‘The Jungle Book’ stands as Disney’s fi rst truly stunning, faithful live-action adaptation
In nearly every frame of ‘The Jungle Book,’ the old contrasts with the new. That’s not to say the two overshadow each other, but rather the opposite. The movie is at times breathtaking, yet resoundingly simple in what it sets out to achieve. By focusing on what made the original animated Disney classic work, director Jon Favreau uses the remake to instead promote an impressive showcase of CGI and visual effects. The use of CGI is crucial to the feel and atmosphere of the movie, but the stellar cast delivers smart and surprisingly powerful performances without ever showing their face. However, the tech behind ‘The Jungle Book’ allows the stunningly designed animals to both inhabit the world as bears, wolves and tigers, and create a natural flourish that doesn’t undermine the actors playing their roles. The movie may be a mix of familiar storytelling and groundbreaking CGI, but it’s a winner for Disney, who often stumbles with live-action adaptations.
Mowgli (Neel Sethi) is a boy who has been raised by wolves in a vast Indian jungle with many other species of animal, including Bagheera (Ben Kingsley), a black panther who delivered him to the wolves when he was a baby. He lives a simple boy’s life among animals until Shere Khan (Idris Elba) emerges and outs Mowgli’s father as the one who left him with a burn on his face, promising to kill Mowgli once the animals’ water truce ends. There is some debate between the wolves about Mowgli’s fate, but the boy finally decides to leave, sending him on a perilous, pretty journey through the jungle and beyond.
The film’s premise is well-known and closely follows the plot of the original, yet there are moments of surprising darkness present throughout Mowgli’s adventure. Favreau obviously wants viewers to settle in to something they know and love, but the little traces of maturity he drops end up being some of the film’s most memorable material. When Mowgli encounters Kaa (Scarlett Johansson) in a giant tree, the scene works because of a horror-style dread that may scare younger viewers, but leads to a beautiful sequence in which Kaa explains why fire (called the “Red Flower”) is so dangerous and haunting to the animals. These scenes work so well because they break up the expected but not to the point of exhaustion. This isn’t a “gritty” reboot of a classic, but rather a more mature version that still retains the magic and whimsical rhythm of the original. It stands on its own due to these scenes, all permeated with an excellent score by John Debney, who captures the film’s heart but also its darkness.
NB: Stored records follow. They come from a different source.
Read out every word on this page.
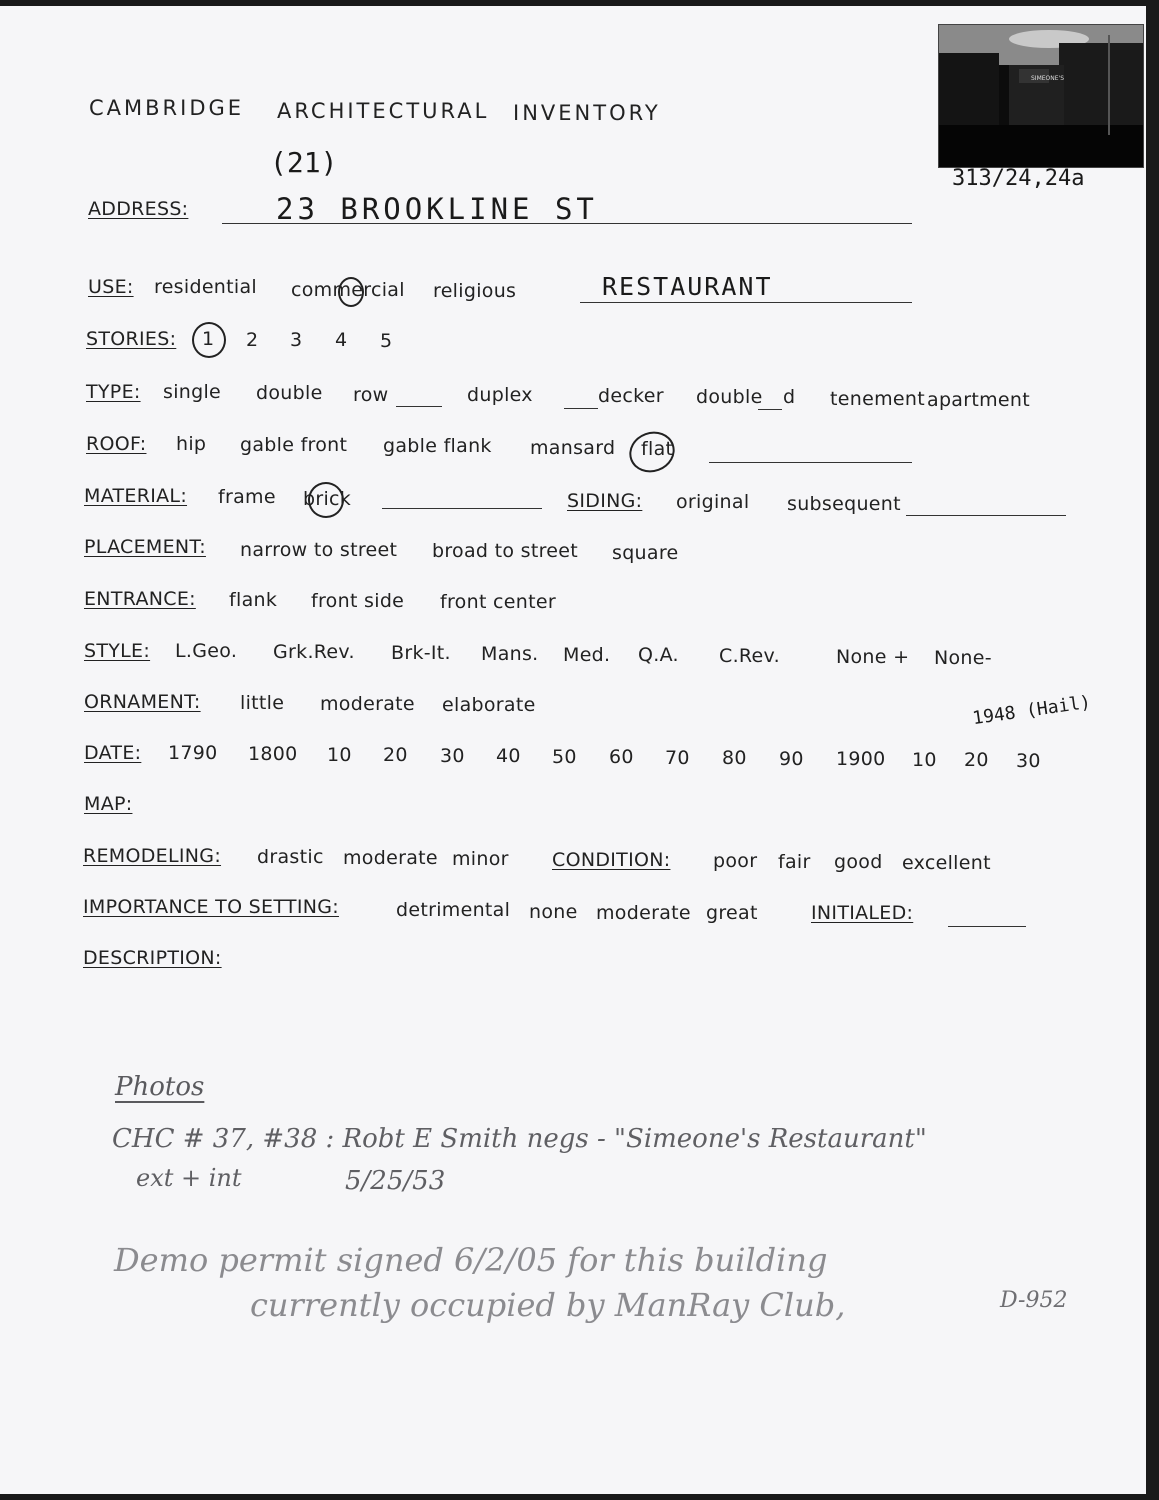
CAMBRIDGE ARCHITECTURAL INVENTORY
SIMEONE'S
313/24,24a
(21)
ADDRESS:	23 BROOKLINE ST
USE: residential commercial religious	RESTAURANT
STORIES: 1 2 3 4 5
TYPE: single double row	duplex	decker double d tenement apartment
ROOF: hip gable front gable flank mansard flat
MATERIAL: frame brick	SIDING: original subsequent
PLACEMENT: narrow to street broad to street square
ENTRANCE: flank front side front center
STYLE: L.Geo. Grk.Rev. Brk-It. Mans. Med. Q.A. C.Rev.	None + None-
ORNAMENT: little moderate elaborate	1948 (Hail)
DATE: 1790 1800 10 20 30 40 50 60 70 80 90 1900 10 20 30
MAP:
REMODELING: drastic moderate minor CONDITION: poor fair good excellent
IMPORTANCE TO SETTING:	detrimental none moderate great	INITIALED:
DESCRIPTION:
Photos
CHC # 37, #38 : Robt E Smith negs - "Simeone's Restaurant"
ext + int	5/25/53
Demo permit signed 6/2/05 for this building
currently occupied by ManRay Club,	D-952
Whenever the movie delves into the expected, such as the lovable Baloo, played brilliantly by Bill Murray, it sparks a warm charm on screen, as the CGI finally begins to work its magic in both the look of the film and the performances. The subtleties that the technology can bring are justified in characters like Baloo, who makes a connection to the audience through detailed facial tics and movements, punctuated by the playfulness of Murray. Capturing these moments on an animated bear proves to be easier than doing so with first-time actor Neel Sethi (Mowgli). Even though Sethi tries his best, the interplay between he and the animals is sometimes stilted as a product of either the CGI or Sethi’s acting. It’s understandable that a first-time child actor would have issues with his performance, but in a movie that so crucially begs for great acting to create the illusion of realism, Sethi’s Mowgli simply ends up feeling awkwardly detached to the point of blending into the background and becoming an afterthought.
In the reality of trying to harness the old and new within a remake, perhaps nothing resonates with audiences more than the songs of “The Jungle Book.” Though this remake does include two songs from the animated film - “The Bare Necessities” and “I Wan’na Be Like You” - they both end up playing as truncated versions. Even though actors Bill Murray and Christopher Walken sing the renditions, respectively, there is an air of obligation to their inclusion. They’re the only songs sung, so when they do appear, both far apart from each other in the runtime, both end up feeling forced. The sense of waiting for them to appear damages the pace of the film, but composer John Debney does them both justice as they are great, albeit brief renditions of classic Disney tunes.
Once everyone is happy, “The Jungle Book” takes off and ends. Visually, the movie doesn’t leave your mind even after a few days, but the softness of the story is something that moves along nicely. The movie merges both things well with room left to be desired with its sing-a-long moments and Sethi’s misplaced acting, but it’s a fun time for fans of the original or those looking for great, subtle acting within a technological marvel. Hopefully this serves as a template for how Disney approaches their live-action remake or reboots or whatever in the future even if the heavily visual element of “The Jungle Book” doesn’t end up becoming a landmark.